Un monumento en memoria de un perro policía que salvó la vida de su adiestrador se colocará en un parque de su condado natal, según ha confirmado su dueño.
El pastor alemán Finn, también conocido como perro policía, sufrió heridas casi mortales en 2016 cuando se enfrentó a un sospechoso armado en Stevenage, Hertfordshire, mientras protegía a su adiestrador, el agente Dave Wardell.
El agente Wardell, ya jubilado, fue apuñalado, pero afirmó que, sin la intervención de Finn, podría haber resultado herido de mayor gravedad.
Finn se recuperó, siguió trabajando brevemente, pero murió en 2023 a la edad de 14 años y, tras una campaña de recaudación de fondos, se está planeando erigir una estatua permanente en honor al perro.
En la madrugada del 5 de octubre de 2016, el agente Wardell -que entonces prestaba servicio en la Policía de Hertfordshire- y su pastor alemán, Finn, buscaban a un presunto ladrón armado que había atracado a un taxista a punta de pistola.

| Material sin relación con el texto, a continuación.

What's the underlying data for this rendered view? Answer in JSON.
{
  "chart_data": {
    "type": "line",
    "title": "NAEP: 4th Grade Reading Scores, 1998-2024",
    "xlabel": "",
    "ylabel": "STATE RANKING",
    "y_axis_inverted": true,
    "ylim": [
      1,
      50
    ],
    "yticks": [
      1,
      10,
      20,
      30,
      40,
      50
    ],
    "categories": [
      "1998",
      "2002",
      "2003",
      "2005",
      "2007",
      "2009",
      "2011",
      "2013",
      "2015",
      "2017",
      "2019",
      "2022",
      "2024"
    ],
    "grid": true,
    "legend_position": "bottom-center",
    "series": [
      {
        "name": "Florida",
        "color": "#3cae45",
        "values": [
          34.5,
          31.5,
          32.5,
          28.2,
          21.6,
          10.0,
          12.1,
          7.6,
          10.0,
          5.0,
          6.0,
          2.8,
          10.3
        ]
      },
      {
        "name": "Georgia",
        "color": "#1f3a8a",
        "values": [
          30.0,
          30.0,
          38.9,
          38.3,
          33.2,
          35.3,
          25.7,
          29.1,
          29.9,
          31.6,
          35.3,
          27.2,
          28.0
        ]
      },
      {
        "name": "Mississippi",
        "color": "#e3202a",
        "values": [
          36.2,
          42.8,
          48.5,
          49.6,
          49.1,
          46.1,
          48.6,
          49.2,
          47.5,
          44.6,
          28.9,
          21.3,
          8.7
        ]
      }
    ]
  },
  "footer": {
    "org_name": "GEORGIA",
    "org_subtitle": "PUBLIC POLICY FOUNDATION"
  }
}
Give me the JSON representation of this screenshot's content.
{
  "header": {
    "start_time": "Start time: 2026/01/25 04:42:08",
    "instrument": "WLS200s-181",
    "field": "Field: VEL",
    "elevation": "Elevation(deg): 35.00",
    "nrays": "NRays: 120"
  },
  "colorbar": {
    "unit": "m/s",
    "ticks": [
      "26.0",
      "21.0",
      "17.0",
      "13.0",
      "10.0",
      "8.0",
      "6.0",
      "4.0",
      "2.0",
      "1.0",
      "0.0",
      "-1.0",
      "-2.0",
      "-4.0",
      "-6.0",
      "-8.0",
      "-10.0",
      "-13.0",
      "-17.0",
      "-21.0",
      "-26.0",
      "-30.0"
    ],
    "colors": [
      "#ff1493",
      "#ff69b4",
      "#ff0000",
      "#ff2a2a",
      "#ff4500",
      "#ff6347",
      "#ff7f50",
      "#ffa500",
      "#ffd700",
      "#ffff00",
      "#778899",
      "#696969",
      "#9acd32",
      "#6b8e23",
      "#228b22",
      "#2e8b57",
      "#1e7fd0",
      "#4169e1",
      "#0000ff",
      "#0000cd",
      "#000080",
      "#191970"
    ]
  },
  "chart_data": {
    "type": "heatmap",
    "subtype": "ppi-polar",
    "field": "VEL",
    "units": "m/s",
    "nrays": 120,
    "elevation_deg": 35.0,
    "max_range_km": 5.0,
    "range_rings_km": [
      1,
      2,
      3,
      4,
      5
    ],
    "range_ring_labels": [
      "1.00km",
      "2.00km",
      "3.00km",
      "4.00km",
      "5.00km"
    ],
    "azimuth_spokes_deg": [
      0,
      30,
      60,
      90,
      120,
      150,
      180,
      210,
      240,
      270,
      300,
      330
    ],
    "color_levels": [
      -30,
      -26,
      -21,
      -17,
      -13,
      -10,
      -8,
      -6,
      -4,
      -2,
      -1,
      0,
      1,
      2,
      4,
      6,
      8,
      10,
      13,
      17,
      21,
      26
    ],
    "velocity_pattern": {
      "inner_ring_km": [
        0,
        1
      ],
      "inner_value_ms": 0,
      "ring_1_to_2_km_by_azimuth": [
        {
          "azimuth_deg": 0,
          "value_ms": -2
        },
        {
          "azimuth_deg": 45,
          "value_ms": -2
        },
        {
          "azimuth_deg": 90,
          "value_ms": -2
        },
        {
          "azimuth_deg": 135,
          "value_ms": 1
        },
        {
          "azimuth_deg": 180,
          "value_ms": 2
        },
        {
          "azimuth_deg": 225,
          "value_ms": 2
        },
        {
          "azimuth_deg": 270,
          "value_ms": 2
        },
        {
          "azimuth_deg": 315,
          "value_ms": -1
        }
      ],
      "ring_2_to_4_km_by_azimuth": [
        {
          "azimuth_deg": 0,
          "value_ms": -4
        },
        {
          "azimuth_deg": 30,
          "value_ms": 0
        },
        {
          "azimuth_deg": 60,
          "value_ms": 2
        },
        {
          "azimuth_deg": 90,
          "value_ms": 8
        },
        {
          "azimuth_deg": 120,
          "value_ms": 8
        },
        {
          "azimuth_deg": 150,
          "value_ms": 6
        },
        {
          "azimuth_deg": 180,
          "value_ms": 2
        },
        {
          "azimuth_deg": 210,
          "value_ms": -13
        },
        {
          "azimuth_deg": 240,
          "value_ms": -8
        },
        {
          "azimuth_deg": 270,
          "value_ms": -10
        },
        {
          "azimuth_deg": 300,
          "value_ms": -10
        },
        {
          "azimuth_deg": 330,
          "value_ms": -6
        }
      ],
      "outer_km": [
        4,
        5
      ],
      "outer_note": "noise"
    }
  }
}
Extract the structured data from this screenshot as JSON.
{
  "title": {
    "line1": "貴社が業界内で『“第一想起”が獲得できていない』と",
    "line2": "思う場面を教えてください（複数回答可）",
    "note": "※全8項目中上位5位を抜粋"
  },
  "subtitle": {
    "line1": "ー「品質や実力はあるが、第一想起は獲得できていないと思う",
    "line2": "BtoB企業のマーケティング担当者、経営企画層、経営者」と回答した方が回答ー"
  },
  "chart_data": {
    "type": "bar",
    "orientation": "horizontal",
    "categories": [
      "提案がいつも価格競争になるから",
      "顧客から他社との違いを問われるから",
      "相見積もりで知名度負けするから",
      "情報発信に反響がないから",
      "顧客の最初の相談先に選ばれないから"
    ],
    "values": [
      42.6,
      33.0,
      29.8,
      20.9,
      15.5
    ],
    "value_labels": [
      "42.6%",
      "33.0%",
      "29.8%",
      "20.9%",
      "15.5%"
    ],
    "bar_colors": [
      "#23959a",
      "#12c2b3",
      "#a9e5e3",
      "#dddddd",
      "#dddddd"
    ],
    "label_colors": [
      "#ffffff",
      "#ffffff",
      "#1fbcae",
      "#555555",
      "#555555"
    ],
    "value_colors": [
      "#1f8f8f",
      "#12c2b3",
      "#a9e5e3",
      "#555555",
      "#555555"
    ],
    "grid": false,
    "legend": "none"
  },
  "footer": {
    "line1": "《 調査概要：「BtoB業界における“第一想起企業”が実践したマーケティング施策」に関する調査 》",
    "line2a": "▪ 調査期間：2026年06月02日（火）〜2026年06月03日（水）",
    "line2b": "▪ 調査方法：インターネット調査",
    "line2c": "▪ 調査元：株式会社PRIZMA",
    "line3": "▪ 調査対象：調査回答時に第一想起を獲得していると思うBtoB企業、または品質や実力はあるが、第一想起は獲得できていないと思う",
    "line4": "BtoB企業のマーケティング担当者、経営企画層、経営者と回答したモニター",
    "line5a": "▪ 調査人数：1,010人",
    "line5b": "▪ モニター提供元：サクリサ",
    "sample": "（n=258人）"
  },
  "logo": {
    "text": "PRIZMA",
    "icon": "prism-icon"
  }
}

La persecución terminó en un enfrentamiento que dejó a Finn gravemente herido y al agente Wardell con una herida de arma blanca.
El agresor fue encarcelado y tanto Finn como Wardell se recuperaron, pero el incidente dejó huella en ambos.
Desde que se jubiló, Wardell ha hecho campaña no sólo por un monumento al perro que le salvó la vida -y a todos los demás animales de servicio-, sino por un mayor reconocimiento de todos los animales de servicio.
En 2019 entró en vigor una nueva ley, apodada “Ley de Finn”, que dificulta a quienes dañan a animales de servicio alegar que actuaron en defensa propia.